Productivity
5
min read

Attention residue: the reason why you can’t focus

Attention residue: the reason why you can’t focus

When it comes to improving focus, many people assume their attention span just isn’t robust enough. But more often than not, the biggest thing holding them back is behavioral: they simply aren’t working in a way that enables protracted singular attention on any task.

Too many of us unconsciously limit our productive focus by weaving small acts of interruption throughout our day. Many of these can masquerade as productive – like quickly scanning Slack and email for urgent requests before diving into a big task, checking a new comment on a document we’re collaborating on, or quickly completing a few small tasks to clear our to-do list.

This grazing approach to working quickly creates a build-up of something called attention residue –where you continue to think and process a previous task once you’ve moved onto another. While this is clearly dangerous for our productive performance, it’s not always unavoidable. So what exactly can we do to reduce attention residue?

What is attention residue?

Attention residue is at complete odds with the way we work: our brains simply weren’t designed to work on two mentally challenging tasks at once. This has can have a serious knock-on effect on our engagement and satisfaction; leaving us exhausted with little quality work to show for all our toil. It causes us to spread our attention too thinly – when to perform at our peak we need to conserve it for what matters most.

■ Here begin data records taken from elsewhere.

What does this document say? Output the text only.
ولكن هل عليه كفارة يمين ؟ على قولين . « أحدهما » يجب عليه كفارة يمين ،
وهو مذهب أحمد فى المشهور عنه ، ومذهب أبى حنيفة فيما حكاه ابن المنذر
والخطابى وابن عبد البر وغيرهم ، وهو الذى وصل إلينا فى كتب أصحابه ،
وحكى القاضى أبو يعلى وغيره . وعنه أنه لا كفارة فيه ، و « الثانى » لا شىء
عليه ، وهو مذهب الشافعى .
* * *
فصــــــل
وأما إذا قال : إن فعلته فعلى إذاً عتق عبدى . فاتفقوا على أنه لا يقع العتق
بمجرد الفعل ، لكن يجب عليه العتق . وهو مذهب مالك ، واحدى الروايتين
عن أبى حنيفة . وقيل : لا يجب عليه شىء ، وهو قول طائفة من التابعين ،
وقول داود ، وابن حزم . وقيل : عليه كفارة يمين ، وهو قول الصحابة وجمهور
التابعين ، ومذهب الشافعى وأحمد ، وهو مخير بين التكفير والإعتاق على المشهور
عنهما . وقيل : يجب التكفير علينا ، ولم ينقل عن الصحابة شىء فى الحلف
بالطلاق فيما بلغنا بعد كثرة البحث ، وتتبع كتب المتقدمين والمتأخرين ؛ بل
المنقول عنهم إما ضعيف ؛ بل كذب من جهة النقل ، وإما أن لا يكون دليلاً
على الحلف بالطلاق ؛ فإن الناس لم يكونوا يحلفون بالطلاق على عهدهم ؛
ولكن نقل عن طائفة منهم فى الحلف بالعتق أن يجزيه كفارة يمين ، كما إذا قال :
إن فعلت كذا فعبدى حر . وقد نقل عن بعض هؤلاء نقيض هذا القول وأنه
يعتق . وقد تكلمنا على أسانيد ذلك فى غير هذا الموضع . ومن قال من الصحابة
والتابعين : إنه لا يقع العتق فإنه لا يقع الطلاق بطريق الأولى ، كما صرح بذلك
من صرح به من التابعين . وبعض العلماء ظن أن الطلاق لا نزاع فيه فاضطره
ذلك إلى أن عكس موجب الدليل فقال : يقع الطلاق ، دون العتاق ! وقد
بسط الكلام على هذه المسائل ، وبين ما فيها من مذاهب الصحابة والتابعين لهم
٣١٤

It’s important to note that this isn’t just another productivity theory. Attention residue is backed up by science, and a 2009 paper by University of Washington associate professor Sophie Leroy found that “people need to stop thinking about one task in order to fully transition their attention and perform well on another.” On the flipside, “results indicate it is difficult for people to transition their attention away from an unfinished task and their subsequent task performance suffers.”

“You might not be as efficient in your work, you might not be as good a listener, you may get overwhelmed more easily, you might make errors, or struggle with decisions and your ability to process information.”
– Sophie Leroy, University of Washington

In other words, if we jump from task to task, it becomes impossible to give anything our complete focus. This limits our ability to do complex deep thinking and problem solving, so we can never perform at our best. If someone has attention residue, they’re essentially operating with part of their cognitive resources being distracted, and that can significantly harm their productivity and performance.

6 strategies for reducing attention residue

Avoiding attention residue isn’t as easy as ensuring you finish one task before moving onto the next. You’ll still have some lingering attention residue whirling in your brain as you crack on with the new work, so your productivity will still be at a disadvantage. So if we can’t always avoid it entirely, what can we do to at least minimize attention residue?

Schedule time for regular deep work

The single best thing we can do to minimize attention residue is to actively focus on one important task for a prolonged period of time – to simulate flow states. The “deep work” method can help put this into practice. It essentially involves scheduling regular 90-minute periods of uninterrupted work for one complex task, and gradually increasing session length to increase your attentional stamina. We’ve created a simple walkthrough guide for getting started.

deep-work-ebook@2x

Understand how you switch context

Context switching occurs when you flit between several different tasks and is a huge contributor to the build up of attention residue. But we can’t break the habit until we know how we actually do it: how often and how much, at what times of day, as a result of which tasks and apps. Finding this out is as simple as finding the right app – try a deep work assistant like Dewo, which breaks down your daily context switching behavior to highlight your biggest offenders.

Set times for managing daily communication

Even if you just skim an email subject line without opening its contents, you can set off a chain of back-burner processing and brooding. Avoid this by setting strict times for managing your communication each day – like having a “communication half-hour” in the morning and after lunch to respond to emails, answer queries and make any calls. Make sure you share these contact hours with others, so they know when to expect a response from you.

Time box your schedule

Time boxing your schedule can help you stay present on one thing at a time. It simply involves breaking up your schedule into finite blocks of time for specific pre-planned tasks: you could set 30 minutes for communication, two hours for working on a complex priority task, 25 minutes for research on an upcoming project, and 15 minutes on reporting. It adds a motivational time pressure while also keeping you entirely accountable for your schedule, knowing exactly what you’re working on when. It also helps to contain unruly disruptive tasks like email, so they don’t leak into another task’s time.


Use anti-distraction apps

Planning two hours of focused deep work is all very well, but a phone vibration or Slack ping can quickly undo your best-laid plans. Be vigilant with your focus by protecting yourself from these types of low-value interruptions. There’s a suite of anti-distraction software out there to help – whether you want to automatically mute notifications that introduce anxieties and tangential thoughts, or bar access to distracting websites.

Practice digital minimalism

Digital minimalism is about being more intentional with your use of tech; clearing away the digital noise that doesn’t contribute anything of value, and making better use of the apps that are actually helpful. We’ve written about how to do it in full here, but just deleting all low-value apps from your devices is a great place to start. More broadly, you’ll want to become more intentional with the way you use tech – becoming more protective of your time, and stricter with the things you grant attention.